New trends in mechanistic transdermal drug delivery modelling: Towards an accurate description of skin microstructure

TL;DR

This paper reviews recent advances in in silico skin models, emphasizing detailed geometric approaches like Finite Element and Lattice Boltzmann methods for improved transdermal drug delivery simulation.

Contribution

It highlights the shift from traditional models to detailed geometric methods, enhancing the accuracy of skin microstructure representation in drug absorption modeling.

Findings

Finite Element and Lattice Boltzmann methods enable detailed skin microstructure modeling.

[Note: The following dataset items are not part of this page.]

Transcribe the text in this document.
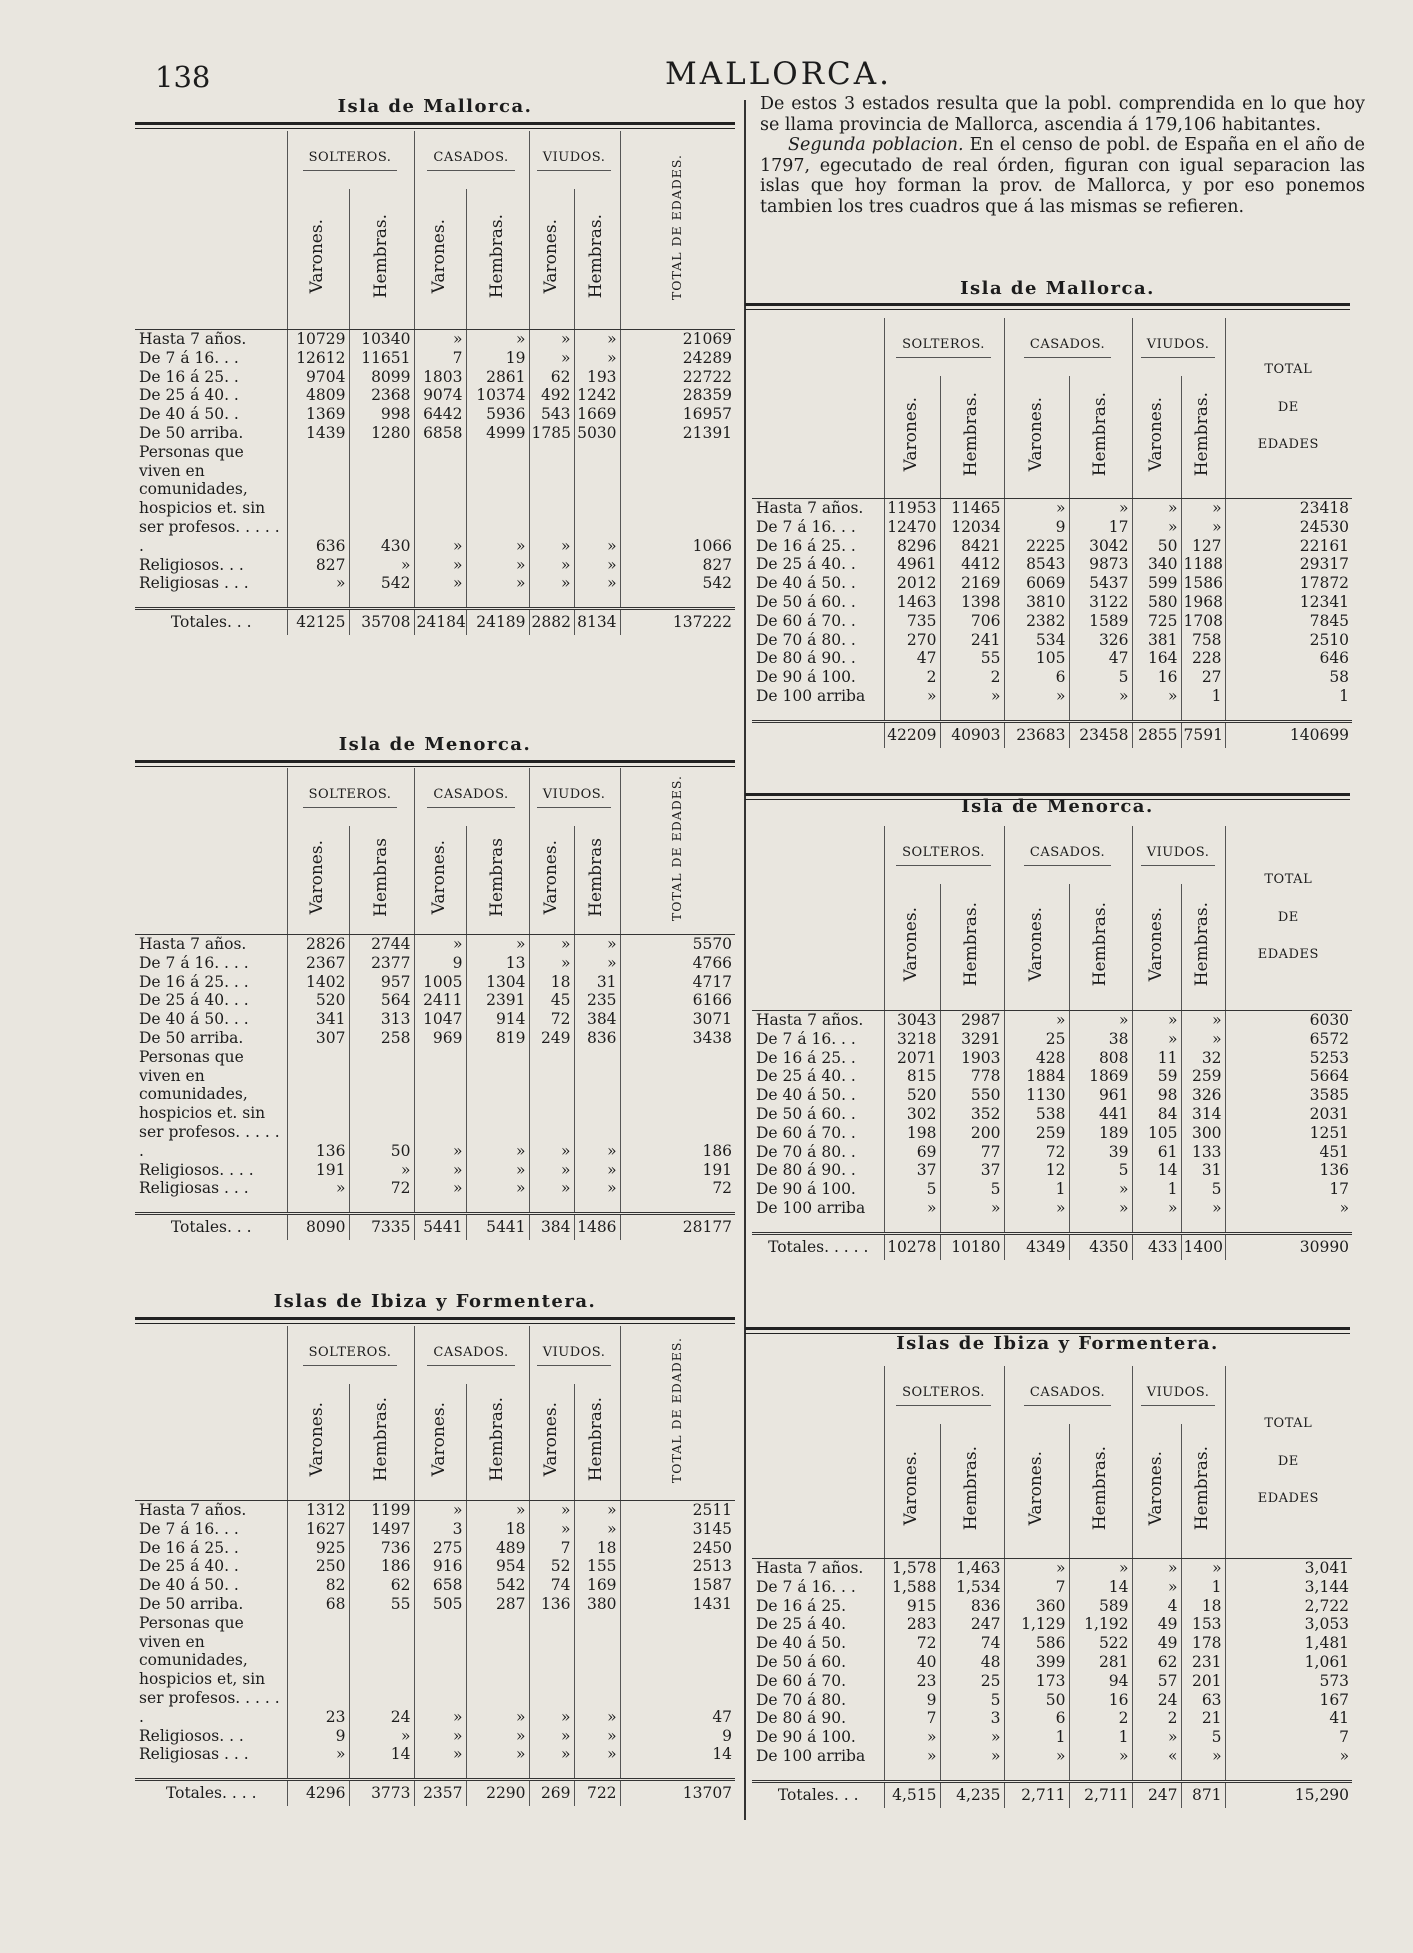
138	MALLORCA.

De estos 3 estados resulta que la pobl. comprendida en lo que hoy se llama provincia de Mallorca, ascendia á 179,106 habitantes.

Segunda poblacion. En el censo de pobl. de España en el año de 1797, egecutado de real órden, figuran con igual separacion las islas que hoy forman la prov. de Mallorca, y por eso ponemos tambien los tres cuadros que á las mismas se refieren.

Isla de Mallorca.
	SOLTEROS.		CASADOS.		VIUDOS.		TOTAL DE EDADES.
	Varones.	Hembras.	Varones.	Hembras.	Varones.	Hembras.	
Hasta 7 años.	10729	10340	»	»	»	»	21069
De 7 á 16. . .	12612	11651	7	19	»	»	24289
De 16 á 25. .	9704	8099	1803	2861	62	193	22722
De 25 á 40. .	4809	2368	9074	10374	492	1242	28359
De 40 á 50. .	1369	998	6442	5936	543	1669	16957
De 50 arriba.	1439	1280	6858	4999	1785	5030	21391
Personas que viven en comunidades, hospicios et. sin ser profesos. . . . . .	636	430	»	»	»	»	1066
Religiosos. . .	827	»	»	»	»	»	827
Religiosas . . .	»	542	»	»	»	»	542

Totales. . .	42125	35708	24184	24189	2882	8134	137222
Isla de Menorca.
	SOLTEROS.		CASADOS.		VIUDOS.		TOTAL DE EDADES.
	Varones.	Hembras	Varones.	Hembras	Varones.	Hembras	
Hasta 7 años.	2826	2744	»	»	»	»	5570
De 7 á 16. . . .	2367	2377	9	13	»	»	4766
De 16 á 25. . .	1402	957	1005	1304	18	31	4717
De 25 á 40. . .	520	564	2411	2391	45	235	6166
De 40 á 50. . .	341	313	1047	914	72	384	3071
De 50 arriba.	307	258	969	819	249	836	3438
Personas que viven en comunidades, hospicios et. sin ser profesos. . . . . .	136	50	»	»	»	»	186
Religiosos. . . .	191	»	»	»	»	»	191
Religiosas . . .	»	72	»	»	»	»	72

Totales. . .	8090	7335	5441	5441	384	1486	28177
Islas de Ibiza y Formentera.
	SOLTEROS.		CASADOS.		VIUDOS.		TOTAL DE EDADES.
	Varones.	Hembras.	Varones.	Hembras.	Varones.	Hembras.	
Hasta 7 años.	1312	1199	»	»	»	»	2511
De 7 á 16. . .	1627	1497	3	18	»	»	3145
De 16 á 25. .	925	736	275	489	7	18	2450
De 25 á 40. .	250	186	916	954	52	155	2513
De 40 á 50. .	82	62	658	542	74	169	1587
De 50 arriba.	68	55	505	287	136	380	1431
Personas que viven en comunidades, hospicios et, sin ser profesos. . . . . .	23	24	»	»	»	»	47
Religiosos. . .	9	»	»	»	»	»	9
Religiosas . . .	»	14	»	»	»	»	14

Totales. . . .	4296	3773	2357	2290	269	722	13707
Isla de Mallorca.
	SOLTEROS.		CASADOS.		VIUDOS.		TOTAL

DE

EDADES
	Varones.	Hembras.	Varones.	Hembras.	Varones.	Hembras.	
Hasta 7 años.	11953	11465	»	»	»	»	23418
De 7 á 16. . .	12470	12034	9	17	»	»	24530
De 16 á 25. .	8296	8421	2225	3042	50	127	22161
De 25 á 40. .	4961	4412	8543	9873	340	1188	29317
De 40 á 50. .	2012	2169	6069	5437	599	1586	17872
De 50 á 60. .	1463	1398	3810	3122	580	1968	12341
De 60 á 70. .	735	706	2382	1589	725	1708	7845
De 70 á 80. .	270	241	534	326	381	758	2510
De 80 á 90. .	47	55	105	47	164	228	646
De 90 á 100.	2	2	6	5	16	27	58
De 100 arriba	»	»	»	»	»	1	1

	42209	40903	23683	23458	2855	7591	140699
Isla de Menorca.
	SOLTEROS.		CASADOS.		VIUDOS.		TOTAL

DE

EDADES
	Varones.	Hembras.	Varones.	Hembras.	Varones.	Hembras.	
Hasta 7 años.	3043	2987	»	»	»	»	6030
De 7 á 16. . .	3218	3291	25	38	»	»	6572
De 16 á 25. .	2071	1903	428	808	11	32	5253
De 25 á 40. .	815	778	1884	1869	59	259	5664
De 40 á 50. .	520	550	1130	961	98	326	3585
De 50 á 60. .	302	352	538	441	84	314	2031
De 60 á 70. .	198	200	259	189	105	300	1251
De 70 á 80. .	69	77	72	39	61	133	451
De 80 á 90. .	37	37	12	5	14	31	136
De 90 á 100.	5	5	1	»	1	5	17
De 100 arriba	»	»	»	»	»	»	»

Totales. . . . .	10278	10180	4349	4350	433	1400	30990
Islas de Ibiza y Formentera.
	SOLTEROS.		CASADOS.		VIUDOS.		TOTAL

DE

EDADES
	Varones.	Hembras.	Varones.	Hembras.	Varones.	Hembras.	
Hasta 7 años.	1,578	1,463	»	»	»	»	3,041
De 7 á 16. . .	1,588	1,534	7	14	»	1	3,144
De 16 á 25.	915	836	360	589	4	18	2,722
De 25 á 40.	283	247	1,129	1,192	49	153	3,053
De 40 á 50.	72	74	586	522	49	178	1,481
De 50 á 60.	40	48	399	281	62	231	1,061
De 60 á 70.	23	25	173	94	57	201	573
De 70 á 80.	9	5	50	16	24	63	167
De 80 á 90.	7	3	6	2	2	21	41
De 90 á 100.	»	»	1	1	»	5	7
De 100 arriba	»	»	»	»	«	»	»

Totales. . .	4,515	4,235	2,711	2,711	247	871	15,290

Enhanced models improve understanding of cosmetic interactions with skin.

The review suggests future directions for industry-relevant model development.

Abstract

Interest for in silico modelling of the absorption of xenobiotics into the skin has been growing in the last years, owing to their lower cost compared to experimental alternatives, and the desire to avoid animal experimentation. This review presents an overview of Physiologically-Based Pharmacokinetic (PBPK) models and focuses on recent, modelling approaches, such as Finite Element and Lattice Boltzmann. These methods allow for a detailed geometric representation of the skin microstructure, in contrast to classic QSPR and compartmental models. Morphological features of the skin such as the bricks and mortar description of the stratum corneum, hair follicles, and the pilosebaceous unit can therefore be represented more accurately, allowing a better description of the interaction of cosmetics with the skin. This review also highlights several perspectives to further develop these models in directions relevant to industry.